Levin no respondió nada, en este caso no porque no quisiera ponerse a discutir con el sacerdote, sino porque nadie le había hecho nunca tales preguntas. Por lo demás, antes de que su hijo se las hiciera, ya tendría tiempo de pensar en las respuestas.
—Va a entrar usted en una fase de la vida en la que debe elegir un camino y seguirlo —continuó el sacerdote—. Rece a Dios para que, en su infinita misericordia, le ayude y se apiade de usted. Que nuestro señor Jesucristo, lleno de gracia y amor por la humanidad, te perdone, hijo…
Y, una vez terminada la fórmula de la absolución, lo bendijo y lo despidió.
De vuelta en casa, Levin se sintió muy contento de haberse librado de una vez de esa situación tan incómoda, y además sin haber tenido que mentir. Por otro lado, le había quedado la vaga impresión de que las palabras de ese bondadoso y amable anciano no eran tan estúpidas como le habían parecido en un principio, y que tendría que profundizar en algunos de los puntos que había tratado.
«No en estos momentos, desde luego —pensó—, sino más adelante».
Ahora más que nunca sentía que en su alma había algo turbio e impuro; que, con respecto a la religión, había adoptado la misma actitud que le disgustaba en los demás y que tanto le había reprochado a su amigo Sviazhski.

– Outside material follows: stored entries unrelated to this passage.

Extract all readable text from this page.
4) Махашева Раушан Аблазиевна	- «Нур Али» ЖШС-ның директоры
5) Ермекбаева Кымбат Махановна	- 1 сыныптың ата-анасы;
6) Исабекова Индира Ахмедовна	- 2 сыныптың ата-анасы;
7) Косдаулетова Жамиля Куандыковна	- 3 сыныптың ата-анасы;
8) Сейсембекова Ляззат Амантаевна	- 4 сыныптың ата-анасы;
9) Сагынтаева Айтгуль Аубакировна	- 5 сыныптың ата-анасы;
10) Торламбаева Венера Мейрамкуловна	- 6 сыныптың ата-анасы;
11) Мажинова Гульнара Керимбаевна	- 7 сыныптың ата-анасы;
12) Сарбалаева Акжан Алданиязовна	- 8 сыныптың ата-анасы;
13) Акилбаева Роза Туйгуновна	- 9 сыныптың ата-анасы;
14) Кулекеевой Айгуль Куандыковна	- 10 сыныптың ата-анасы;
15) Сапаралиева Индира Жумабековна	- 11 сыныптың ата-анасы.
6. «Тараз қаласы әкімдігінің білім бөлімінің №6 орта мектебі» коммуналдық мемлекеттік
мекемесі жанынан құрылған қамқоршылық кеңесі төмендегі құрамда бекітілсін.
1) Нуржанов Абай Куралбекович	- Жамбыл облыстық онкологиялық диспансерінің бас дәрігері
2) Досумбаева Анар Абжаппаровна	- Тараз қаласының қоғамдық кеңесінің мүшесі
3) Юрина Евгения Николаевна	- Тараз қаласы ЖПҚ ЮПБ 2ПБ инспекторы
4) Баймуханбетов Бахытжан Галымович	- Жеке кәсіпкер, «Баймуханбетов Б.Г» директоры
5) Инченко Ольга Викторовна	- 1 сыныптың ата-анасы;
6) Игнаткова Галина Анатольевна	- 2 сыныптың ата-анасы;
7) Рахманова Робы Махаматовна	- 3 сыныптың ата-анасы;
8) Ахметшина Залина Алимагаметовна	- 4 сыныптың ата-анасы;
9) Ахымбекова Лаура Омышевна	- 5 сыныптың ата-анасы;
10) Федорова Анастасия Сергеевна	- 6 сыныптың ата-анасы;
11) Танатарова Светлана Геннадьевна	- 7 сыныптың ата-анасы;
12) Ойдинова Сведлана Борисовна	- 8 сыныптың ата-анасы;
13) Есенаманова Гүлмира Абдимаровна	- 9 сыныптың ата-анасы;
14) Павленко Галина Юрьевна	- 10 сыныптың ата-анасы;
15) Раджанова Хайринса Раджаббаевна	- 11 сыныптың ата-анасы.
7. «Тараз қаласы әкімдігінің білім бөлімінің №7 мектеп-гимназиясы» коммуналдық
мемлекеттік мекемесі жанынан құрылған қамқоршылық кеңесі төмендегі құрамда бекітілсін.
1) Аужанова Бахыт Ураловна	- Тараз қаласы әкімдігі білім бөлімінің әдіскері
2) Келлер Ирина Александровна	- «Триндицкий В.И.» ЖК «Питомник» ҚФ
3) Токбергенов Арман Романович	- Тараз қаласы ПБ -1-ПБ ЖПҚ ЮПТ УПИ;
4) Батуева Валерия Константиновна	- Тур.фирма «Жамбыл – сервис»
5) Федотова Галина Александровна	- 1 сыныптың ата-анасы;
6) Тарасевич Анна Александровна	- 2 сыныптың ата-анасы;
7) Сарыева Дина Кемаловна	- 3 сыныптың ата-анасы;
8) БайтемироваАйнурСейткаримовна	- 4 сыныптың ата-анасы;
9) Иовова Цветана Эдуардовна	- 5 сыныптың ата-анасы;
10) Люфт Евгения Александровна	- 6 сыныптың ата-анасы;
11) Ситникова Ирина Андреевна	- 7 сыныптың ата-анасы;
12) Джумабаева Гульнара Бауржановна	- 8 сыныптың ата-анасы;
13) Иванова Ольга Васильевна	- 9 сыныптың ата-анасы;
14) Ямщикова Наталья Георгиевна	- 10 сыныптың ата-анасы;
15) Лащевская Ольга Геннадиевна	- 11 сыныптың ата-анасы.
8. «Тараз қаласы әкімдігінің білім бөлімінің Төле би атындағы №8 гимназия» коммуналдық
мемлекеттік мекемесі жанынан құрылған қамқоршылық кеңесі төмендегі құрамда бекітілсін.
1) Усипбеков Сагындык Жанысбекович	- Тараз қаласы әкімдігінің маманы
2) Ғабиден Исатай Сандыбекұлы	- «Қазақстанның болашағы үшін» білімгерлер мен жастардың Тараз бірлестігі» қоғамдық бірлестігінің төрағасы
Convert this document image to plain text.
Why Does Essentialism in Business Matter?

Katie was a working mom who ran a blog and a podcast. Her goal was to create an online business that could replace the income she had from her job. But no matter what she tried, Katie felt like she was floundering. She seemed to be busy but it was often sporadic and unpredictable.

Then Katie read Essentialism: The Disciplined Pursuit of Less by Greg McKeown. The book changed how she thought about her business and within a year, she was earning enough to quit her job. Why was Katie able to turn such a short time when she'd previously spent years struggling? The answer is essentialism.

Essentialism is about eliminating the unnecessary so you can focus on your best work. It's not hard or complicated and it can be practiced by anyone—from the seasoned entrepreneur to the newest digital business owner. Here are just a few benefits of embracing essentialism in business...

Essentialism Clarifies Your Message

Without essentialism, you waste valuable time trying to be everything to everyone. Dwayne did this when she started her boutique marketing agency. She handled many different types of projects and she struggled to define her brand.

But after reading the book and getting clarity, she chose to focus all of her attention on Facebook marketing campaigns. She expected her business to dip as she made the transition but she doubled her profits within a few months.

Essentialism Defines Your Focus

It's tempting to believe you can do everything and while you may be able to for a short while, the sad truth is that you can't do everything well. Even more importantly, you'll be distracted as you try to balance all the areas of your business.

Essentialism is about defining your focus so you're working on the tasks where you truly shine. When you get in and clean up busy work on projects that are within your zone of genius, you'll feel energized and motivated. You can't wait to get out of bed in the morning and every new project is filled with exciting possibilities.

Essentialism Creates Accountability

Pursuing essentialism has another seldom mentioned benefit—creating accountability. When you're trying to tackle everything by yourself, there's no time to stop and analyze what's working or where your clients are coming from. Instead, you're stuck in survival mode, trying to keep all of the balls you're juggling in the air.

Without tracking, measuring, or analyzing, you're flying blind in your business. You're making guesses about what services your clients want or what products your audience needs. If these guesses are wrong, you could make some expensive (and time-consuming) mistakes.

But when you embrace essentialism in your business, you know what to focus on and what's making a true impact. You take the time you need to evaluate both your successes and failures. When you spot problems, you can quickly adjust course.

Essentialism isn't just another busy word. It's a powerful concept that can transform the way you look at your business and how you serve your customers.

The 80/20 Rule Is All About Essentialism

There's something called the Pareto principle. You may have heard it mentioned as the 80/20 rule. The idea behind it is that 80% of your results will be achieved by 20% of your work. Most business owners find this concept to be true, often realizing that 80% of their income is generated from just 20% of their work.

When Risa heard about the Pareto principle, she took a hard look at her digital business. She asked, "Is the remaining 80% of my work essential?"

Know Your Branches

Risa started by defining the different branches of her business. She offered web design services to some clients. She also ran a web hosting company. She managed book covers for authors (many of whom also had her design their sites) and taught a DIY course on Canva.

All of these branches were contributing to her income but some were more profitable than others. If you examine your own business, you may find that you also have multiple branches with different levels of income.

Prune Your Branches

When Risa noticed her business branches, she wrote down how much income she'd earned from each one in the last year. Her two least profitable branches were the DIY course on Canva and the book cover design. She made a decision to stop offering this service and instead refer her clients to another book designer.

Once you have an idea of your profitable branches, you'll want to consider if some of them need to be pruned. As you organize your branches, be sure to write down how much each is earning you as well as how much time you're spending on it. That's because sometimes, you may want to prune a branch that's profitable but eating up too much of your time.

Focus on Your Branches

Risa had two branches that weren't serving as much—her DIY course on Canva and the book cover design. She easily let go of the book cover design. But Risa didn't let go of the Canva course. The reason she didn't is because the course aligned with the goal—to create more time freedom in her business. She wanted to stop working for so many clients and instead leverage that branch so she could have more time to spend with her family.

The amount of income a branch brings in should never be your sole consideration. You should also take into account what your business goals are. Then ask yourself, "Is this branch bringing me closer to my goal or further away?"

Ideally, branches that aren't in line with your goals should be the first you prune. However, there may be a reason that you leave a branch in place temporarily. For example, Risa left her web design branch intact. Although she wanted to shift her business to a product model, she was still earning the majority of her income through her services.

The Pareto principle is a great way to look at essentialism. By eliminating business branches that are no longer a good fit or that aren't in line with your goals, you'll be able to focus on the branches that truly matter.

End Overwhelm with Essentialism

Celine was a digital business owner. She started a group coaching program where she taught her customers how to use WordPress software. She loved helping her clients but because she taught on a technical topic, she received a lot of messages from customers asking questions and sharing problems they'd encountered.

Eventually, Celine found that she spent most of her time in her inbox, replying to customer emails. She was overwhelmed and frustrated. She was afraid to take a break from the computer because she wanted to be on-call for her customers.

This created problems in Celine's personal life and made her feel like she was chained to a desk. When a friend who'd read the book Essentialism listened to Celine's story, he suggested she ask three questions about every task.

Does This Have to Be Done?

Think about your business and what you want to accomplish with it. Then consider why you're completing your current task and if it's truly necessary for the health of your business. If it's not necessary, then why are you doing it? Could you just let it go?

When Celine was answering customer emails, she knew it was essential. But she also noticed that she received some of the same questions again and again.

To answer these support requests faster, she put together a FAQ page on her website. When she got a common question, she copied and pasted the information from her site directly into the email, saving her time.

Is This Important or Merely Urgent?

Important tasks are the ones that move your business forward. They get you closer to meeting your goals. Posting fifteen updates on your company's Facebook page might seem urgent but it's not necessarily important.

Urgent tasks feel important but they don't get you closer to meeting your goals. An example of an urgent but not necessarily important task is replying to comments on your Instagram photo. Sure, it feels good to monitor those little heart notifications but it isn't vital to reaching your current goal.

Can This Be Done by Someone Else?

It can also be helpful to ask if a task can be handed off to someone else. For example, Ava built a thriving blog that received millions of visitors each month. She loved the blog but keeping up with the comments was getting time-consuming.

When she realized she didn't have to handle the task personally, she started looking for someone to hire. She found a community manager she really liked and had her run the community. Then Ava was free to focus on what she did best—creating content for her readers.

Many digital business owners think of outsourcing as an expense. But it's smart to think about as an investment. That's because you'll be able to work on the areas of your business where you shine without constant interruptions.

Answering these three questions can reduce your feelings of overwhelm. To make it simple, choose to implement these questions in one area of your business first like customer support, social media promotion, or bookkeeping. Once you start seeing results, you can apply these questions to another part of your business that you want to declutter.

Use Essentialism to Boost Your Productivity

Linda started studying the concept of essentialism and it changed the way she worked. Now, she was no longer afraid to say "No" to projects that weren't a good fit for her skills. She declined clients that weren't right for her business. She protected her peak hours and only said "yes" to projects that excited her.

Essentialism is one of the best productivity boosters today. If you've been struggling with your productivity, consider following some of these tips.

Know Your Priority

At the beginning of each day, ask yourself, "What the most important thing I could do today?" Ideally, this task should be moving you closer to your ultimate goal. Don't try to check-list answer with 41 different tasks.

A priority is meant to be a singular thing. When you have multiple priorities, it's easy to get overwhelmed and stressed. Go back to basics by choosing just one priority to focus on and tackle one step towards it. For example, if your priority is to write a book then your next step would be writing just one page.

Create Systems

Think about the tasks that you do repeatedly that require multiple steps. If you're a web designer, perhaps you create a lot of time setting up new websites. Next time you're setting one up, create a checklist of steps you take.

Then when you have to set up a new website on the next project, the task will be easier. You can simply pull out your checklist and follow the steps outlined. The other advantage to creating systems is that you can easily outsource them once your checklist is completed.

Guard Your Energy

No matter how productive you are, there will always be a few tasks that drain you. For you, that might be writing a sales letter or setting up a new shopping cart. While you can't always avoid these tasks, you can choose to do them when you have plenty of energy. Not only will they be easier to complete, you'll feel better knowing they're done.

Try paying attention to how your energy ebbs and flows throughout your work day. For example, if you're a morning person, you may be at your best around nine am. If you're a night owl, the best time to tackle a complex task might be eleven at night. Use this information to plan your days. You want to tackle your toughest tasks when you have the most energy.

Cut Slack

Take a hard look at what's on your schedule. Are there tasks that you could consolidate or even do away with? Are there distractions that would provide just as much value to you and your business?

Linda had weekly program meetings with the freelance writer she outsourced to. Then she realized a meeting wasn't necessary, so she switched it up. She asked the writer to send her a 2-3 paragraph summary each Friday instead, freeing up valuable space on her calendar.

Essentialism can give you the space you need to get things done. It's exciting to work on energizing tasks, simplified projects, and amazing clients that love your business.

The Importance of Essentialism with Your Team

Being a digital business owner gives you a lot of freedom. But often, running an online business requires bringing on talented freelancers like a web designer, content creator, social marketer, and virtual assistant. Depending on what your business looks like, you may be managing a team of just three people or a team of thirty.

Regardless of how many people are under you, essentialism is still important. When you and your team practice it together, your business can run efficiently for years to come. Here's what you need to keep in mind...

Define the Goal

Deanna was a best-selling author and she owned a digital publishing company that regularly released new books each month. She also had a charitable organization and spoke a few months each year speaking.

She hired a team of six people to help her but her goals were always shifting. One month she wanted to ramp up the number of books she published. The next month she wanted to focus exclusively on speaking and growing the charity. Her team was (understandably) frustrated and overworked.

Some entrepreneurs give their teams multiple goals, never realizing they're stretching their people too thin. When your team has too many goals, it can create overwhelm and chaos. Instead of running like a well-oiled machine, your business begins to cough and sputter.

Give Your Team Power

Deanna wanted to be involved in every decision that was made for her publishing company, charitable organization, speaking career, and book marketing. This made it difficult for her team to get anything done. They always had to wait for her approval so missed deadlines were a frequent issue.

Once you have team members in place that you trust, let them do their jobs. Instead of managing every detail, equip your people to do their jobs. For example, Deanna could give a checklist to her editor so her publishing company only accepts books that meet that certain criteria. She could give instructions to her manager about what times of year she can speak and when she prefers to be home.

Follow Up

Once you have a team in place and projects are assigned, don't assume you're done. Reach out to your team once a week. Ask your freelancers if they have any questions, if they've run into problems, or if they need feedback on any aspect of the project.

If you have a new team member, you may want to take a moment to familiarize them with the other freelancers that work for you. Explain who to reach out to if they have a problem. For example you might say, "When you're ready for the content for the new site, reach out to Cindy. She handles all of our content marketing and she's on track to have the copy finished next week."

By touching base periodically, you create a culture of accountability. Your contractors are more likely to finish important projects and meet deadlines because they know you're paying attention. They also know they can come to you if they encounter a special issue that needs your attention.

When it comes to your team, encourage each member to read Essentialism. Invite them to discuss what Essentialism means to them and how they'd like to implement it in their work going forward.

Levin pasó la velada con su prometida en casa de Dolly y se mostró especialmente alegre. Para explicar a Stepán Arkádevich el estado de excitación en el que se hallaba, se comparó con un perro al que tratan de adiestrar para que salte por un aro; cuando el animal entiende por fin lo que esperan de él, se pone tan contento que ladra, mueve la cola y brinca entusiasmado sobre las mesas y los alféizares de las ventanas.